Ranger du bois, faire des banderoles, creuser des tranchées

Un peu plus loin, un autre Camille, habitant de Bellevue et vêtu d’une combinaison de paysan, finit de palabrer avant de se remettre au boulot. « Si on arrête nos activités quotidiennes, l’État aura gagné, sans même nous expulser. On a repris des chantiers, là on débarde du bois pour le chauffage et le four à pain. Ça montre qu’on se projette encore ici, qu’on sera encore là l’hiver prochain », explique-t-il.

Autre activité, à La Grée, on s’affaire à construire des dortoirs pour loger les habitants dont les cabanes ont été détruites, ainsi que pour les militants venus en soutien. « C’est l’énergie collective, on construit sans se poser de question », confie l’un des participants. Juste à côté, Caroline et Brunhilde, elles, participent à l’effort collectif en « apportant des bonnes vibrations » par la musique, tandis qu’un autre groupe répète des chants révolutionnaires.

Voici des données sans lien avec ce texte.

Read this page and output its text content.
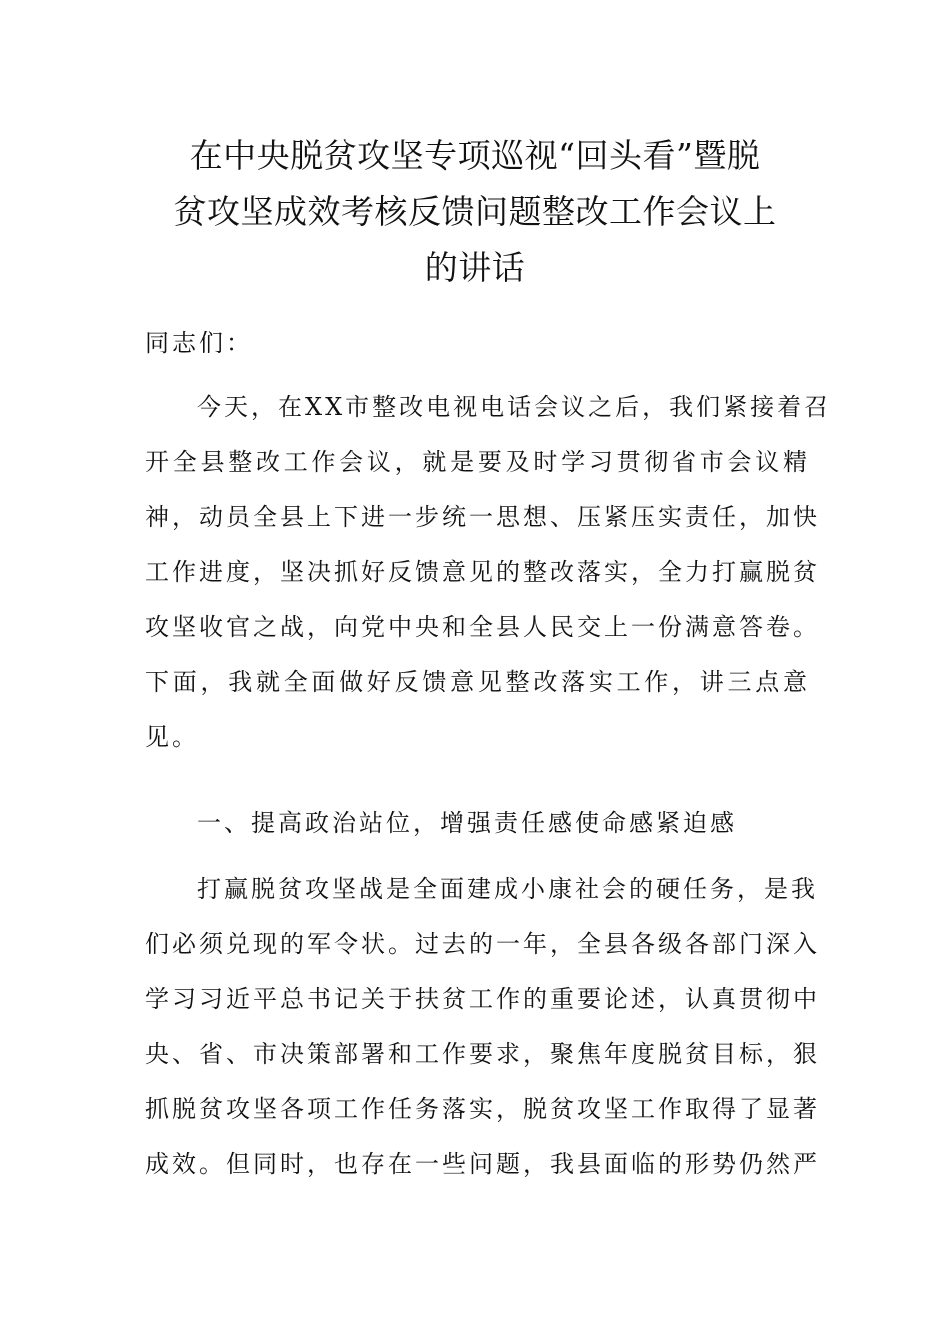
在中央脱贫攻坚专项巡视“回头看”暨脱
贫攻坚成效考核反馈问题整改工作会议上
的讲话
同志们：
今天，在XX市整改电视电话会议之后，我们紧接着召
开全县整改工作会议，就是要及时学习贯彻省市会议精
神，动员全县上下进一步统一思想、压紧压实责任，加快
工作进度，坚决抓好反馈意见的整改落实，全力打赢脱贫
攻坚收官之战，向党中央和全县人民交上一份满意答卷。
下面，我就全面做好反馈意见整改落实工作，讲三点意
见。
一、提高政治站位，增强责任感使命感紧迫感
打赢脱贫攻坚战是全面建成小康社会的硬任务，是我
们必须兑现的军令状。过去的一年，全县各级各部门深入
学习习近平总书记关于扶贫工作的重要论述，认真贯彻中
央、省、市决策部署和工作要求，聚焦年度脱贫目标，狠
抓脱贫攻坚各项工作任务落实，脱贫攻坚工作取得了显著
成效。但同时，也存在一些问题，我县面临的形势仍然严
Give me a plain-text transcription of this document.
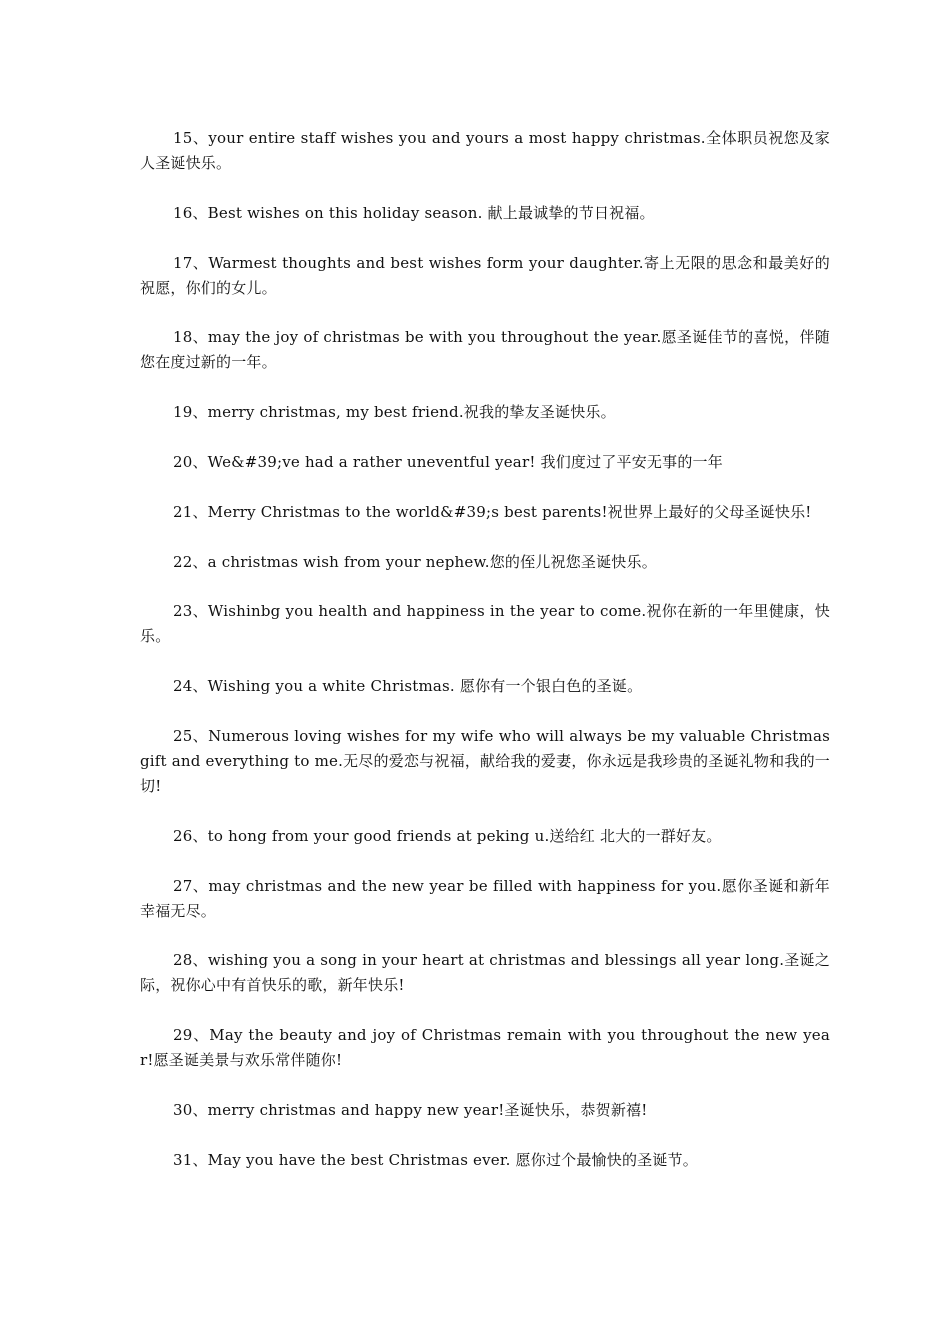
15、your entire staff wishes you and yours a most happy christmas.全体职员祝您及家人圣诞快乐。

16、Best wishes on this holiday season. 献上最诚挚的节日祝福。

17、Warmest thoughts and best wishes form your daughter.寄上无限的思念和最美好的祝愿，你们的女儿。

18、may the joy of christmas be with you throughout the year.愿圣诞佳节的喜悦，伴随您在度过新的一年。

19、merry christmas, my best friend.祝我的挚友圣诞快乐。

20、We&#39;ve had a rather uneventful year! 我们度过了平安无事的一年

21、Merry Christmas to the world&#39;s best parents!祝世界上最好的父母圣诞快乐!

22、a christmas wish from your nephew.您的侄儿祝您圣诞快乐。

23、Wishinbg you health and happiness in the year to come.祝你在新的一年里健康，快乐。

24、Wishing you a white Christmas. 愿你有一个银白色的圣诞。

25、Numerous loving wishes for my wife who will always be my valuable Christmas gift and everything to me.无尽的爱恋与祝福，献给我的爱妻，你永远是我珍贵的圣诞礼物和我的一切!

26、to hong from your good friends at peking u.送给红 北大的一群好友。

27、may christmas and the new year be filled with happiness for you.愿你圣诞和新年幸福无尽。

28、wishing you a song in your heart at christmas and blessings all year long.圣诞之际，祝你心中有首快乐的歌，新年快乐!

29、May the beauty and joy of Christmas remain with you throughout the new year!愿圣诞美景与欢乐常伴随你!

30、merry christmas and happy new year!圣诞快乐，恭贺新禧!

31、May you have the best Christmas ever. 愿你过个最愉快的圣诞节。
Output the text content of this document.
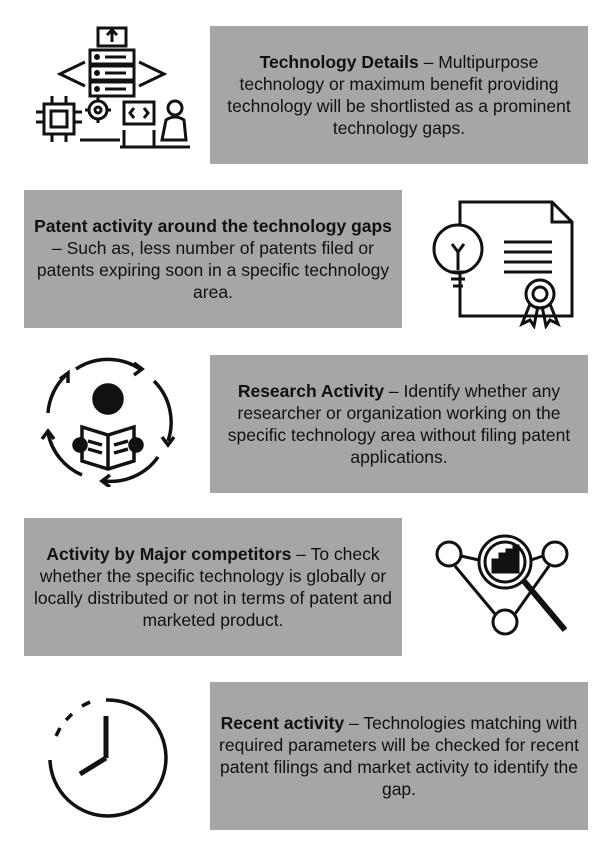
Technology Details – Multipurpose technology or maximum benefit providing technology will be shortlisted as a prominent technology gaps.

Patent activity around the technology gaps – Such as, less number of patents filed or patents expiring soon in a specific technology area.

Research Activity – Identify whether any researcher or organization working on the specific technology area without filing patent applications.

Activity by Major competitors – To check whether the specific technology is globally or locally distributed or not in terms of patent and marketed product.

Recent activity – Technologies matching with required parameters will be checked for recent patent filings and market activity to identify the gap.
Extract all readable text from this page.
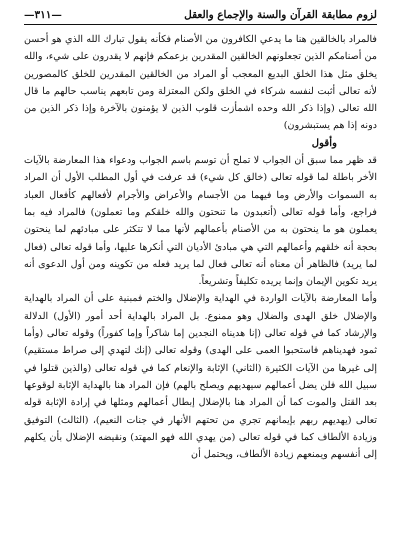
لزوم مطابقة القرآن والسنة والإجماع والعقل
—٣١١—

فالمراد بالخالقين هنا ما يدعي الكافرون من الأصنام فكأنه يقول تبارك الله الذي هو أحسن من أصنامكم الذين تجعلونهم الخالقين المقدرين بزعمكم فإنهم لا يقدرون على شيء، والله يخلق مثل هذا الخلق البديع المعجب أو المراد من الخالقين المقدرين للخلق كالمصورين لأنه تعالى أثبت لنفسه شركاء في الخلق ولكن المعتزلة ومن تابعهم يناسب حالهم ما قال الله تعالى (وإذا ذكر الله وحده اشمأزت قلوب الذين لا يؤمنون بالآخرة وإذا ذكر الذين من دونه إذا هم يستبشرون)

وأقول

قد ظهر مما سبق أن الجواب لا تملح أن توسم باسم الجواب ودعواء هذا المعارضة بالآيات الأخر باطلة لما قوله تعالى (خالق كل شيء) قد عرفت في أول المطلب الأول أن المراد به السموات والأرض وما فيهما من الأجسام والأعراض والأجرام لأفعالهم كأفعال العباد فراجع، وأما قوله تعالى (أتعبدون ما تنحتون والله خلقكم وما تعملون) فالمراد فيه بما يعملون هو ما ينحتون به من الأصنام بأعمالهم لأنها مما لا تتكثر على مبادئهم لما ينحتون بحجة أنه خلقهم وأعمالهم التي هي مبادئ الأديان التي أنكرها عليها، وأما قوله تعالى (فعال لما يريد) فالظاهر أن معناه أنه تعالى فعال لما يريد فعله من تكوينه ومن أول الدعوى أنه يريد تكوين الإيمان وإنما يريده تكليفاً وتشريعاً.

وأما المعارضة بالآيات الواردة في الهداية والإضلال والختم فمبنية على أن المراد بالهداية والإضلال خلق الهدى والضلال وهو ممنوع. بل المراد بالهداية أحد أمور (الأول) الدلالة والإرشاد كما في قوله تعالى (إنا هديناه النجدين إما شاكراً وإما كفوراً) وقوله تعالى (وأما ثمود فهديناهم فاستحبوا العمى على الهدى) وقوله تعالى (إنك لتهدي إلى صراط مستقيم) إلى غيرها من الآيات الكثيرة (الثاني) الإثابة والإنعام كما في قوله تعالى (والذين قتلوا في سبيل الله فلن يضل أعمالهم سيهديهم ويصلح بالهم) فإن المراد هنا بالهداية الإثابة لوقوعها بعد القتل والموت كما أن المراد هنا بالإضلال إبطال أعمالهم ومثلها في إرادة الإثابة قوله تعالى (يهديهم ربهم بإيمانهم تجري من تحتهم الأنهار في جنات النعيم)، (الثالث) التوفيق وزيادة الألطاف كما في قوله تعالى (من يهدي الله فهو المهتد) ونقيضه الإضلال بأن يكلهم إلى أنفسهم ويمنعهم زيادة الألطاف، ويحتمل أن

Certains militants profitent simplement du week-end pour faire une petite visite. Comme Pico, venu de Maine-et-Loire avec ses amis : « On vient en soutien, pour dire non aux violences policières, et non à l’État, mais aussi pour pouvoir expliquer ce qu’il se passe ici à ceux qui n’y sont pas. Beaucoup de gens nous remercient de leur donner des informations sur la vie alternative qui se développe ici. »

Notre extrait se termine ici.